En 2004, Comme une image ne remporte pas le même succès, en dépit d’une écriture toujours aussi délicieuse, récompensée par le prix du scénario à Cannes. Bacri y incarne un écrivain à succès qui délaisse sa fille adolescente interprétée par la toute jeune Marilou Berry pour ce qui sera l’unique nomination du film au César.  Quatre ans plus tard, l’association du duo avec Jamel Debbouze promet de faire des étincelles. Parlez-moi de la pluie est une déception, ce portrait d’une élue féministe, incarnée par Agnès Jaoui, ne retrouvant pas le sel des précédentes réalisations du duo.  

 

En 2012, le couple Bacri/Jaoui se sépare à la ville. Ce qui ne les empêche pas de continuer à travailler ensemble, bien au contraire. "On a toujours fait la part des choses. J'aime écrire avec Jean-Pierre, j'aime voir Jean-Pierre. Je pense que ce qu'on fait à deux est mieux que ce que je ferais seule", explique l’actrice et réalisatrice en 2012 à Première. Dans Au bout du conte, en 2013, ils ouvrent les portes de leur cinéma à une nouvelle génération d’acteurs : Arthur Dupont, Agathe Bonitzer, Nina Meurisse ou encore le chanteur Benjamin Biolay.

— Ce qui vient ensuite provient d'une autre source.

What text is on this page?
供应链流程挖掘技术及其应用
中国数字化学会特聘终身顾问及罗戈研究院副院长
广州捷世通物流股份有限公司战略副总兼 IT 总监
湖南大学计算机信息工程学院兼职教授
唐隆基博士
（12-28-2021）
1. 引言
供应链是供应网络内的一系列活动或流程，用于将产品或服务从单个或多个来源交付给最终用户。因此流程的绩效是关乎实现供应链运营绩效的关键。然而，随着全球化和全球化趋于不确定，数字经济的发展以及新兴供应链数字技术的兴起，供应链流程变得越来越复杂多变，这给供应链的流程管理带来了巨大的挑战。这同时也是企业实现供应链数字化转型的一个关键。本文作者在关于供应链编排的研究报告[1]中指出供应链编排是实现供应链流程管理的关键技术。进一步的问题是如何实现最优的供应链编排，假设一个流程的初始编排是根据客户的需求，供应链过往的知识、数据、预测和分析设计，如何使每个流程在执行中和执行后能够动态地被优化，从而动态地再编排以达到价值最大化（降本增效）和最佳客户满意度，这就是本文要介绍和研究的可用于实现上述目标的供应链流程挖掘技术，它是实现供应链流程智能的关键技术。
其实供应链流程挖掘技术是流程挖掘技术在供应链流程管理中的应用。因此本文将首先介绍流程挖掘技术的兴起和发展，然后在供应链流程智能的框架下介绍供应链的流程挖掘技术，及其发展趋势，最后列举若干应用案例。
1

Après être remontés ensemble sur scène dans Les Femmes Savantes de Molière, ils tournent une dernière fois ensemble en 2018 dans Place Publique, croquant le culte de la célébrité à l’ère des réseaux sociaux à travers un couple formé par une productrice de télé et son compagnon animateur. Interrogé à la sortie par nos confrères de RTL, le duo préférait botter en touche lorsqu’on lui demandait de décrire son style, après toutes ces années. "On ne peut pas à la fois faire du vélo et se regarder rouler", ironisait Jean-Pierre Bacri, fidèle à lui-même.